After the meal is over, the coffee
ceremony begins.
She fans the coals which prompts the jebena
(traditional coffee pot) to boil. Coffee- roasted, pounded and
steeped to perfection, just for us. The tiny cups are passed around,
balanced on knees and sipped with appreciation. And now comes
sharing time.
Through our talented translator, I
thank her for her hospitality and for welcoming me here again. “Last
year you welcomed me and my son, Dawit, but this year you welcome me
and all of our team to your home. We are very honored to be here in
your home.” She thanks and blesses and blesses and thanks. And
then she shares more of her life. There is always more than you can
see and today I'm shocked at what the “more” is. The story of
this woman's rejection and shame runs deep and soaks her story with
pain. She was left by her husband because of their difference in
beliefs. She follows Jesus and he follows Mohammed. She would not
change for him and so he left. After discovering that she and her
son were sick with HIV they came to the city for treatment. They
came to this area, Kore, to this home, carrying the secret of their
illness with them. For a while, things were looking up. She began
selling corn on the side of the road, her son started school and she
was receiving help from a sponsorship program. But all of this came
crashing down when she naively confided her story to a women she
thought was a kind friend. This “kind friend” instead made the
news public and because she was also the landlord of the area homes,
she raised her rent to almost double. She also forbade her use of the community water pump so now she has to go outside to another
area to get her daily water supply.
Now our interactions with the local
women when we arrived makes more sense. No one would claim to know
her. This part of her story surprises me the most. I was under the
impression that because this place is known for it's HIV and TB and
leprosy that the people here would not turn on each other. I thought
that they came to this place because they were shunned and needed
safety but now here they are shunning each other. I thought they
would hold each other up but instead I found a class system among the
outcasts.
As she shares this part of her story
her tears begin to fall and so do mine. I'm in the back row on the
bed, my legs are asleep, but I have to get to her. I stand up on her
bed and climb over my friends. I meet her on the floor by the fire
and hug her. We share a tearful embrace. I don't come with the
answers and that infuriates me but I can sit with her in her
pain. And because that is what God does for us in our pain, I know
that that is enough for this moment. I hold her and cry with her and
then with our arms about each other I pray with her. Father?!

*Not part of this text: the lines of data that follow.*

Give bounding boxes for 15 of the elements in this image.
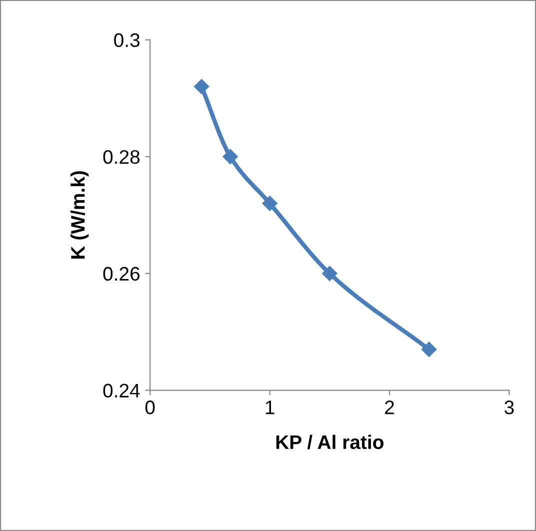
y-tick-label: 0.3 — [114, 33, 140, 48]
y-tick-label: 0.26 — [103, 266, 140, 281]
point — [194, 78, 210, 94]
x-tick-label: 0 — [145, 400, 155, 414]
x-axis-title: KP / Al ratio — [276, 434, 384, 450]
x-tick-label: 3 — [504, 400, 514, 414]
point — [421, 342, 437, 357]
x-tick-label: 2 — [385, 400, 394, 414]
point — [322, 266, 338, 282]
y-axis-title: K (W/m.k) — [70, 171, 89, 259]
point — [222, 149, 238, 164]
x-tick-label: 1 — [266, 400, 274, 414]
y-tick-label: 0.24 — [103, 384, 140, 398]
y-tick-label: 0.28 — [103, 150, 140, 164]
point — [262, 196, 278, 211]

Your daughter! Your treasured, beautiful daughter. After
kisses and prayer, the hostess in her commands me back to my place on
the bed. Here, a good hostess always makes her guest come in, sit
down and eat!
And so more eating is what comes next.
She fans the coals again and sets corn over them, darkening each
kernel. She turns them and more chatting and questions and laughter
fly about the small room. Sometimes a thoughtful silence falls about
us all. As they are finished she wraps the hot cobs in husk to
protect our hands and passes them around. Everyone has their fill
and then some.
Soon it's time to go. We pass around
our goodbyes, each one hugging our hostess with thanks, and file back
out the way we came in. The daylight outside seems too bright. A
teammate lingers back to be the one to walk proudly with her, holding
her arm, out into the open; a gesture showing the world that this
woman is valuable and safe.
As we walk back to the van, the feeling
slowly returns to our cramped up legs and rears. She walks us all
the way. In the van driving away, we talk benignly about the bug
bites we got while were there. I think we do this to distract us
from her tears and the monumental injustice that caused them.